Flannery, Verrilla, Kudzma, Washowich, Spinabelli, Davis
Tom Flannery, 75: A former Dartmouth football and rugby player who was 6’4” and 230 pounds, Flannery blended an imposing physical presence with a warm, fun-loving personality to become the top headhunter in Pittsburgh. In his role leading the Pittsburgh office of international search firm Boyden, he placed key top executives at countless local corporations and nonprofits for the past 25 years. His early career included a 10-year white-collar stint with Gulf Oil followed by many years as the hands-on owner of a Gulf service station at Pittsburgh’s busiest residential intersection — Forbes and Murray avenues in Squirrel Hill. The breadth of experience gave Flannery a wonderful wit, a deep insight into people, a penchant for cutting through nonsense and a philosophical view of the world.
Mary Lois Fratangelo Verrilla, 85: Her trademarked name was “The Lady Who Paints Pittsburgh,” and that’s what she did, beginning as a teenager growing up in East Liberty. Her watercolors reflected the city and its history, from steel mills and bridges to the incline and streetcars. She painted all the local landmarks and loved immortalizing the older neighborhoods. She exhibited at every Three Rivers Arts Festival, but she also donated her talent to the American Heart Association and the Leukemia & Lymphoma Society, for whom she designed annual benefit holiday cards.
Bob Kudzma, 81: As KDKA-TV’s chief meteorologist, Kudzma infused his weather predictions with warmth and homespun humor. Beloved by both viewers and his colleagues at the station, he was known as a funny, fun-loving guy. Kudzma joined the Air Force and studied meteorology at Texas A&M University. While stationed at Andrews Air Force Base, he forecasted the weather for Air Force One before being reassigned to bombing raids and covert operations during the war in Vietnam. He retired as a captain and joined KDKA in 1968, remaining there for 34 years. Just because he loved doing it, he drove a Bethel Park school bus on the side until the pandemic struck last year.
Louis Washowich, 81: Controversial and colorful, Washowich served as mayor of McKeesport from 1980 to 1995 and as coach and president of a youth football organization for more than 30 years. During his four terms in office, the steel industry collapsed, causing the loss of 5,000 jobs and many businesses. Yet Washowich managed to keep McKeesport out of bankruptcy as he fought to make payroll and keep things running with 20 percent unemployment. Tough and determined, he never let politics get in the way of progress, even defying a judge who threatened to jail him over privatization of the city’s water authority.
Lodovico Spinabelli, 95: As a boy growing up in Italy before the war, Spinabelli was sent to fascist training camps complete with uniforms and pretend guns. He became so opposed to fascism that he joined the Italian resistance movement. After the war he became a deep sea diver looking for unexploded bombs off the coast of Genoa. His family raised pigs on a farm in Corsica, and the cured meats they sold there became the foundation for Parma Sausage in the Strip, a business Spinabelli started with his parents and brother in 1954, the year he immigrated to America.

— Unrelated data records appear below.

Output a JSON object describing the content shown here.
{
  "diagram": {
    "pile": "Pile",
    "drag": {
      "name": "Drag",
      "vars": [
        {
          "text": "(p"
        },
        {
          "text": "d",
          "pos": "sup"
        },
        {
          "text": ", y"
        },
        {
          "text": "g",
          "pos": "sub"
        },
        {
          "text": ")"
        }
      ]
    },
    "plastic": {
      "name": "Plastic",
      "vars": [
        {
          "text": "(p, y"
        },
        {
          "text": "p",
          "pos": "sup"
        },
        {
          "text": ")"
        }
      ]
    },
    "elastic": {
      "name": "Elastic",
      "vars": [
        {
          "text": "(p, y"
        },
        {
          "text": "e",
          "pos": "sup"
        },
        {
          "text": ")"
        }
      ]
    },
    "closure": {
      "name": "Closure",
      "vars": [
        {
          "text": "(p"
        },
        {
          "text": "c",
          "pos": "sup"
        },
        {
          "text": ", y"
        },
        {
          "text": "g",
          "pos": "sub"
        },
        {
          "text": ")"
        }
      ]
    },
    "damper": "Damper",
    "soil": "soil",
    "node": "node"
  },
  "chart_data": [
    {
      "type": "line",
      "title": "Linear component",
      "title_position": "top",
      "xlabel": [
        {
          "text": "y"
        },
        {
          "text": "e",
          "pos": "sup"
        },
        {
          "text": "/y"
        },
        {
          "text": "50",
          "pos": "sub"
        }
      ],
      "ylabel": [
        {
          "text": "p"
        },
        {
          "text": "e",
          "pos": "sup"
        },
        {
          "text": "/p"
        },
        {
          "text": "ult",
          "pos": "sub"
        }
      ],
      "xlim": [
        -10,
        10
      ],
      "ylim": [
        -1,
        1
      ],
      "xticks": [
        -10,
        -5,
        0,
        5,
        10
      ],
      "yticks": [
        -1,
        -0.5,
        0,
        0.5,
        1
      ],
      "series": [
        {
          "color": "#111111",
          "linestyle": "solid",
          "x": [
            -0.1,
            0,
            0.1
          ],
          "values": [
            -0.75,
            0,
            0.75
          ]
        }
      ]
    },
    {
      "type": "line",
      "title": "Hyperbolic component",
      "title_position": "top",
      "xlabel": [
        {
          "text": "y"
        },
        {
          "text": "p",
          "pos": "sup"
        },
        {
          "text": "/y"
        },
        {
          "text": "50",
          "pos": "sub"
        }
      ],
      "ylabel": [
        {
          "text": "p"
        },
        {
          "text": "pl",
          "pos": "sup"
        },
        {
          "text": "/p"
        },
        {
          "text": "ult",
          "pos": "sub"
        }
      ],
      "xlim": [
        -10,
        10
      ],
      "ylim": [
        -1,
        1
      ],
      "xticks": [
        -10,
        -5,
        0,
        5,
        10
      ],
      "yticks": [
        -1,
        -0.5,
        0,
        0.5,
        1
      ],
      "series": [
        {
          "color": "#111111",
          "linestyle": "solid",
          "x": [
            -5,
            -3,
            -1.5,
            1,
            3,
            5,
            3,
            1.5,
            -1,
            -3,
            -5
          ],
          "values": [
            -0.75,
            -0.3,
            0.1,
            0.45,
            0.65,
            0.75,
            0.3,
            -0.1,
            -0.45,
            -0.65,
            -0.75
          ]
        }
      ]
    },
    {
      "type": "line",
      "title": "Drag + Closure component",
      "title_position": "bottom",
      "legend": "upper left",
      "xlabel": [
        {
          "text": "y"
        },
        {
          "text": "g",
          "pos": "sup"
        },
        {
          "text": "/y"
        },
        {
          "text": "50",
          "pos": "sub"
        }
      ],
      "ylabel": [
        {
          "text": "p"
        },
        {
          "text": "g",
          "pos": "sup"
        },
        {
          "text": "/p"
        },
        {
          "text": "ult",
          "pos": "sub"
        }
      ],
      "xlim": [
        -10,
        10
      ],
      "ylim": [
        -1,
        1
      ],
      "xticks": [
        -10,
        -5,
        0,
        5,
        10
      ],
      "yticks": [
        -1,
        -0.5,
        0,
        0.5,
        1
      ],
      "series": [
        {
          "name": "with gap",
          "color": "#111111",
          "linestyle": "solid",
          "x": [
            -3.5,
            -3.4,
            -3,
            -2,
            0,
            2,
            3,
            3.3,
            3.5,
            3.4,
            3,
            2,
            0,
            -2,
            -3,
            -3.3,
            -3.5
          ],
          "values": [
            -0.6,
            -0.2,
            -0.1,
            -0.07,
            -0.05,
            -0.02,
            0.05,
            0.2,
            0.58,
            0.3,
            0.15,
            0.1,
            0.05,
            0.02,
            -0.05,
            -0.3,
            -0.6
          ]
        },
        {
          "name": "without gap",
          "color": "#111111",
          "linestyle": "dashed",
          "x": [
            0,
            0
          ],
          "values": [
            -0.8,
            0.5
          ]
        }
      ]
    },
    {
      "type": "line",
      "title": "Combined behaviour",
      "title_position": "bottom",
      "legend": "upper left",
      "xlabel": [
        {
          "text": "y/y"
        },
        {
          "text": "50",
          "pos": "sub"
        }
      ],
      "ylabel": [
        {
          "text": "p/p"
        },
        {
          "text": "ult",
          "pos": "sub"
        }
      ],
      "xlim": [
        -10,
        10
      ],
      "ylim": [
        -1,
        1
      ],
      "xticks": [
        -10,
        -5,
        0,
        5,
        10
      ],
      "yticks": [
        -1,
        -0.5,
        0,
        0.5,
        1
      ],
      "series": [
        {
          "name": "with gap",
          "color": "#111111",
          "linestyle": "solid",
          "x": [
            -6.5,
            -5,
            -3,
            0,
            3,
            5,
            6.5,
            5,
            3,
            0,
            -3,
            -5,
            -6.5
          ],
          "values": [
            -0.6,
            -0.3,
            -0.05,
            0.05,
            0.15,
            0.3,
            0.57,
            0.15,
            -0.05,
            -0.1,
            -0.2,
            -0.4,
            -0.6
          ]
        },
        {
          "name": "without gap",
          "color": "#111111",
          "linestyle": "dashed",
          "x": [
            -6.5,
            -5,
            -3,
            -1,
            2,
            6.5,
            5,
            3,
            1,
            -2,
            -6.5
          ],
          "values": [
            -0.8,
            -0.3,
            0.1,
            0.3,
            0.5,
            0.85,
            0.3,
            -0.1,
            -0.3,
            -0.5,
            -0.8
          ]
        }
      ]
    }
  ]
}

Larry Davis, 74: Dean of the University of Pittsburgh School of Social Work from 2001 to 2018 and founding director of its Center on Race and Social Problems, Davis spent his life encouraging discourse on race relations, civil rights and social justice in America. The center is routinely ranked among the top 10 of its kind in the country. After serving for three years with AmeriCorps VISTA, Davis became the first African American to earn a doctorate degree in social work and psychology at the University of Michigan. An extensively published researcher and scholar, Davis founded a journal, “Race and Social Problems,” and advocated tirelessly for a better understanding between police and the community.